[ppml] 2005-1:Business Need for PI Assignments

Kevin Loch kloch at hotnic.net
Fri Apr 22 11:49:01 EDT 2005


Michael.Dillon at radianz.com wrote:
> If a company receives an AS number then they can announce
> any number of prefixes into the global routing table. Why not
> give them a /32 knowing that in 99% of the cases, this
> company will never need an additional allocation and will
> therefore only need to announce one route entry? That does
> conserve a dimension in tension.

We have already covered the idea of using /32 for any and
all RIR allocations.  It's not politically viable, and
there were some technical concerns raised.  Go back
and read the /48 vs /32 thread.  There wasn't a single
post in support of using /32 for non-ISP allocations.

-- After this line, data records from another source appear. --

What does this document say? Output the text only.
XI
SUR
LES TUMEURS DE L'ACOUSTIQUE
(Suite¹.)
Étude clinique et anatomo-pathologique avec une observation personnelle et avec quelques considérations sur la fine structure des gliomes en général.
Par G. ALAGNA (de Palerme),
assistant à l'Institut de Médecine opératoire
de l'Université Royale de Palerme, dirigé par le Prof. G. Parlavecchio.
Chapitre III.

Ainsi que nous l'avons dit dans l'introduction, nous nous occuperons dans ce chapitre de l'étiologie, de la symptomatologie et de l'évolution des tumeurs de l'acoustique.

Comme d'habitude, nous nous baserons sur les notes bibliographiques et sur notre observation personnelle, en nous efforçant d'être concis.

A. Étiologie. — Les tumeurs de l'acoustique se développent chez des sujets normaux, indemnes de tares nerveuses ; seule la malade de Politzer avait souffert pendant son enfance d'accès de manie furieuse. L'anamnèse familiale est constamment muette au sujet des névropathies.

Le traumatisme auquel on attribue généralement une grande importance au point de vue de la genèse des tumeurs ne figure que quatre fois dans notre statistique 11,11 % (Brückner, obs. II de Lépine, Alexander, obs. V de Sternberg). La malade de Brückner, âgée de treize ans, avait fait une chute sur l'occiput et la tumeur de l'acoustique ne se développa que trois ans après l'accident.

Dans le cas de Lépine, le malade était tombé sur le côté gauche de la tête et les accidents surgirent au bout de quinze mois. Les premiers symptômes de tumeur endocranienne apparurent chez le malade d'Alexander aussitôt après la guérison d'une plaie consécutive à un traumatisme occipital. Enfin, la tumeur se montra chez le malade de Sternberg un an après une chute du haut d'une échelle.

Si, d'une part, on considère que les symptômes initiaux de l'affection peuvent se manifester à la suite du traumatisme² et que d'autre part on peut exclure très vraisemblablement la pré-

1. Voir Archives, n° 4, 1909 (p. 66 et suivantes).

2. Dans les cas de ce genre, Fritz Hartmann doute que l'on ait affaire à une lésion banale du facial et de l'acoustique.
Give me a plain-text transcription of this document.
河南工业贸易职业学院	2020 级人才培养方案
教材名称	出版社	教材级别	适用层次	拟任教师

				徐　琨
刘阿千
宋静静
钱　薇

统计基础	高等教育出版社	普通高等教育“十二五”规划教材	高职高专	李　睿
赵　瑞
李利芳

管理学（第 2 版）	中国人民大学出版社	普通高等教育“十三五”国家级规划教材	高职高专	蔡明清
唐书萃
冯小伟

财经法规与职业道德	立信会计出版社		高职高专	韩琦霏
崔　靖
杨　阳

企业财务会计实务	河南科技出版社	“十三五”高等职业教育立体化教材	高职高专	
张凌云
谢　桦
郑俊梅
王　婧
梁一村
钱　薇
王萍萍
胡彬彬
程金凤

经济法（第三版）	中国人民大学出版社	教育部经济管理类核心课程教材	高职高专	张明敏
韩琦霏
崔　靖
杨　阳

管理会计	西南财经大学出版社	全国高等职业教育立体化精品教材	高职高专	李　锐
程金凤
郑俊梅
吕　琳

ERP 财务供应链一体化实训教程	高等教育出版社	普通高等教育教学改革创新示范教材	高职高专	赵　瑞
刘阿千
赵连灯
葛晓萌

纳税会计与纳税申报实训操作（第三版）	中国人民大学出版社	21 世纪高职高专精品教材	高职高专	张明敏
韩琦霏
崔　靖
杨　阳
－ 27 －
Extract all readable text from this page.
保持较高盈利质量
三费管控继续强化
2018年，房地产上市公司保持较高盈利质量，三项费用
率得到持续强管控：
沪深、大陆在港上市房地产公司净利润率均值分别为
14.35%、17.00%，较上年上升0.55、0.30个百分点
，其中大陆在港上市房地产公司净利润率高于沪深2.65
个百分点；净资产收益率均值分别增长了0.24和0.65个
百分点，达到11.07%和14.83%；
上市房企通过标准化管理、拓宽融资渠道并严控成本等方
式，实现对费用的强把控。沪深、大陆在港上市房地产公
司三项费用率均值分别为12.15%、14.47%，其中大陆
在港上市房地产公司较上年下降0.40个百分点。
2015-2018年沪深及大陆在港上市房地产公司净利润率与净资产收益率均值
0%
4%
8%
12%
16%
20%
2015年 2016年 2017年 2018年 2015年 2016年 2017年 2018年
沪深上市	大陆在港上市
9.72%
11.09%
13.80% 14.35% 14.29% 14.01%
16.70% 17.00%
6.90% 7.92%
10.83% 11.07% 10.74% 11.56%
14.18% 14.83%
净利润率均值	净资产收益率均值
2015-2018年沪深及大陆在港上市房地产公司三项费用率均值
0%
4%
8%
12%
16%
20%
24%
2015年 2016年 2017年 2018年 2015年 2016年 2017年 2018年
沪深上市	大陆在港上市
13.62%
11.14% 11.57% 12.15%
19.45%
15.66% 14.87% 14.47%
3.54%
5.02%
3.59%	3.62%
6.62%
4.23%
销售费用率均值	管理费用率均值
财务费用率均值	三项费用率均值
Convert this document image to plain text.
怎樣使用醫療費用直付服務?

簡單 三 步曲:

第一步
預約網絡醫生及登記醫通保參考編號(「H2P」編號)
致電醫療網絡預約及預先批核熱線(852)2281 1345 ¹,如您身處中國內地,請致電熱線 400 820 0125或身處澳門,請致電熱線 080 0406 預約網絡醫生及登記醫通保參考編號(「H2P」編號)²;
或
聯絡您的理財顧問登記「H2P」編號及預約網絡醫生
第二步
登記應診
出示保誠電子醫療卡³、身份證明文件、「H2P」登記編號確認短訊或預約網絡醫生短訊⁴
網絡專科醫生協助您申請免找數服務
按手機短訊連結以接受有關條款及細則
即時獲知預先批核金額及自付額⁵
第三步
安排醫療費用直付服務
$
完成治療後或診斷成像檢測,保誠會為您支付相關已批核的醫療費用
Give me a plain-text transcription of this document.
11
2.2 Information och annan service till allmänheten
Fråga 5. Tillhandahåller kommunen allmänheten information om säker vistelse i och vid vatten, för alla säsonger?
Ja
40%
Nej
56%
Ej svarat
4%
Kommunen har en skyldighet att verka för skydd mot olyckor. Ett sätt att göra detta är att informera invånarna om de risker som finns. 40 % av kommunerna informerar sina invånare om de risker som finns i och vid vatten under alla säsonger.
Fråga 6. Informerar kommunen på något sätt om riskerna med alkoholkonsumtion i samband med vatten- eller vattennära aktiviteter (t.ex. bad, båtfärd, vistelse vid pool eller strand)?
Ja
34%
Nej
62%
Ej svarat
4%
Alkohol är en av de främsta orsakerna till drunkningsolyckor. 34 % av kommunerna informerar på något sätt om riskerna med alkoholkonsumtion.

> God help us if we start to hand out /44's and then 5 years
> from now someone creates an IPv6 application that results in
> large numbers of /48 assignments, causing all the /44 allocations
> to run out and get a second one. Then, when we see the problem
> and adjust that /44 boundary up to /32, these organizations will
> once again overflow their 2nd /44 and get a 3rd /32 allocation.
> And then we realize that it is virtually impossible to renumber
> this application because it involves IPv6 addresses configured
> into hardware devices that have no central management capability.
> So now we have consumed 3 times as many global routing table entries
> as we would have by BEING CONSERVATIVE AND GIVING EVERYONE A /32!

This is easially solved by using a sparse allocation method that
reserves a /32 around each /44, just in case the orgainization
changes from an incidental aggregator to a primary aggregator.